While IPv4 infrastructure addresses are often assigned using /30 or /31 subnets to conserve addresses, IPv6 /64 subnets can be further subdivided if needed. For example, a /64 allocation block can be further subdivided into /127 subnets if address conservation space is a concern. However, the simplicity of using /64 subnets makes it the most straightforward approach. 

Using the example from our Deploying IPv6 with ISIS lab, let's look at a typical method for subnetting and assigning IPv6 addresses to loopbacks and interfaces. Using our address space from above, we will assign a /128 address to each router's loopback interface and a /64 for each point-point link. A /128 in IPv6 is equivalent to a /32 in IPv4, providing one host address. We chose the 0 subnet 2000:1000:1000:0000::/64 to be subdivided into/128 addresses for our Loopback interfaces.

 

 

 

 

 

You can choose whatever you like for the individual point-to-point interface addresses on the routers. We continue allocating subnets for our point-to-point interfaces, starting at subnet 1 and counting upwards. In our lab environment, we use the router number for the host address for ease of readability. Below is an example of the P4 to P5 point-to-point link in the lab that we allocated subnet 3. 

 

 

In addition to GUA addressing, IPv6 has Unique Local (ULA) addressing and a Link-Local Addressing (LLA) feature. ULA is an IPv6 address similar to IPv4 RFC 1918 Private Address Space intended for use in local networks. ULA addresses like RFC 1918 addresses are routable only within the organization or site using them and are not meant to be forwarded on the public Internet. IPv6 Link-Local Addresses (LLA) are a type of IPv6 address that is used for communication between devices on the same local network (link). These addresses are randomly generated from a formula involving the unique interface MAC address and automatically configured. They are necessary for various network operations, such as neighbor discovery and other local network communication tasks. Link-local addresses also play a big part in SRv6, which we will discuss in a future article. 

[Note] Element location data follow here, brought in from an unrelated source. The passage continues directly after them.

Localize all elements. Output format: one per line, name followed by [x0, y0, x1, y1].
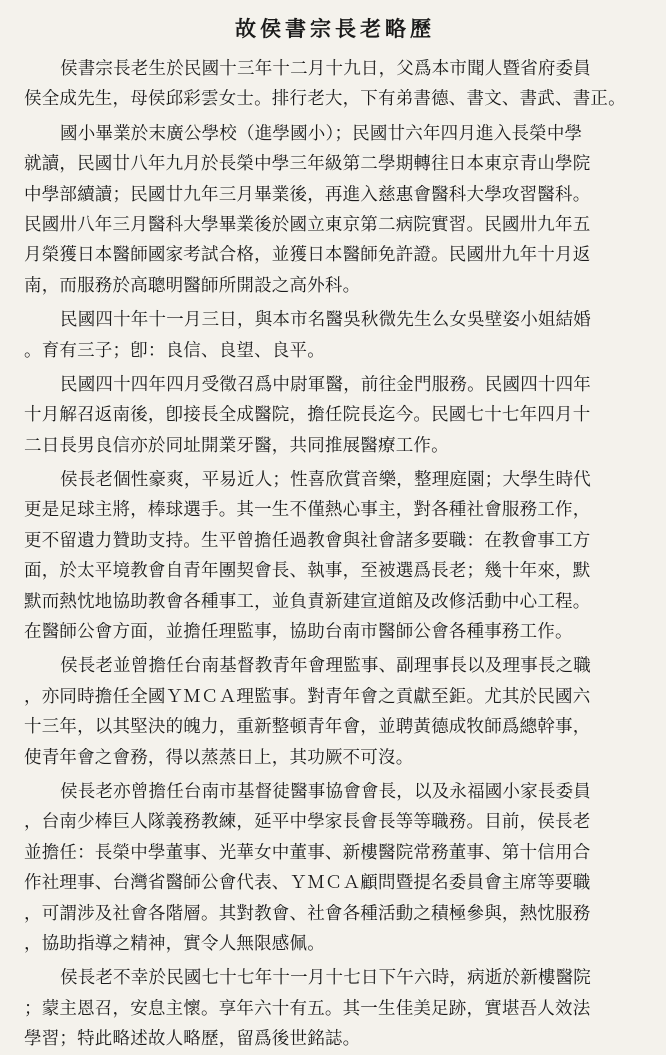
text-line: 侯長老個性豪爽，平易近人；性喜欣賞音樂，整理庭園；大學生時代: [60, 470, 591, 491]
document-body: [24, 54, 646, 1055]
text-line: ，協助指導之精神，實令人無限感佩。: [24, 933, 325, 954]
text-line: 就讀，民國廿八年九月於長榮中學三年級第二學期轉往日本東京青山學院: [24, 154, 591, 175]
paragraph: [24, 465, 646, 647]
text-line: 民國四十年十一月三日，與本市名醫吳秋微先生么女吳壁姿小姐結婚: [60, 310, 591, 331]
text-line: 國小畢業於末廣公學校（進學國小）；民國廿六年四月進入長榮中學: [60, 123, 583, 144]
text-line: 民國四十四年四月受徵召爲中尉軍醫，前往金門服務。民國四十四年: [60, 374, 591, 395]
text-line: 侯書宗長老生於民國十三年十二月十九日，父爲本市聞人暨省府委員: [60, 59, 591, 79]
text-line: 在醫師公會方面，並擔任理監事，協助台南市醫師公會各種事務工作。: [24, 622, 573, 643]
text-line: ，亦同時擔任全國ＹＭＣＡ理監事。對青年會之貢獻至鉅。尤其於民國六: [24, 686, 591, 707]
text-line: 侯長老不幸於民國七十七年十一月十七日下午六時，病逝於新樓醫院: [60, 968, 591, 989]
text-line: 中學部續讀；民國廿九年三月畢業後，再進入慈惠會醫科大學攻習醫科。: [24, 184, 591, 205]
paragraph: [24, 54, 646, 115]
document-title: 故侯書宗長老略歷: [235, 16, 435, 41]
text-line: 並擔任：長榮中學董事、光華女中董事、新樓醫院常務董事、第十信用合: [24, 842, 591, 863]
paragraph: [24, 651, 646, 773]
text-line: 二日長男良信亦於同址開業牙醫，共同推展醫療工作。: [24, 435, 449, 456]
text-line: 南，而服務於高聰明醫師所開設之高外科。: [24, 275, 361, 296]
paragraph: [24, 963, 646, 1054]
text-line: 侯長老亦曾擔任台南市基督徒醫事協會會長，以及永福國小家長委員: [60, 781, 591, 802]
text-line: 十月解召返南後，卽接長全成醫院，擔任院長迄今。民國七十七年四月十: [24, 405, 591, 426]
text-line: ，台南少棒巨人隊義務教練，延平中學家長會長等等職務。目前，侯長老: [24, 812, 591, 833]
text-line: 。育有三子；卽：良信、良望、良平。: [24, 340, 325, 361]
paragraph: [24, 777, 646, 959]
text-line: 侯全成先生，母侯邱彩雲女士。排行老大，下有弟書德、書文、書武、書正。: [24, 89, 626, 110]
text-line: 月榮獲日本醫師國家考試合格，並獲日本醫師免許證。民國卅九年十月返: [24, 245, 591, 266]
text-line: 面，於太平境教會自青年團契會長、執事，至被選爲長老；幾十年來，默: [24, 561, 591, 582]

The transition to IPv6 is a critical step for organizations to adapt to the ever-increasing demand for IP addresses. By offering a vastly larger address space, IPv6 addresses the limitations of IPv4 and enables the seamless connectivity of billions of devices. While IPv6 addresses may appear complex, the underlying concepts are similar to IPv4. By understanding the fundamental principles of IPv6 addressing, subnetting, and address allocation, network engineers can effectively plan and deploy IPv6 networks. Organizations embracing IPv6 can unlock the Internet's full potential and ensure a future-proof network infrastructure.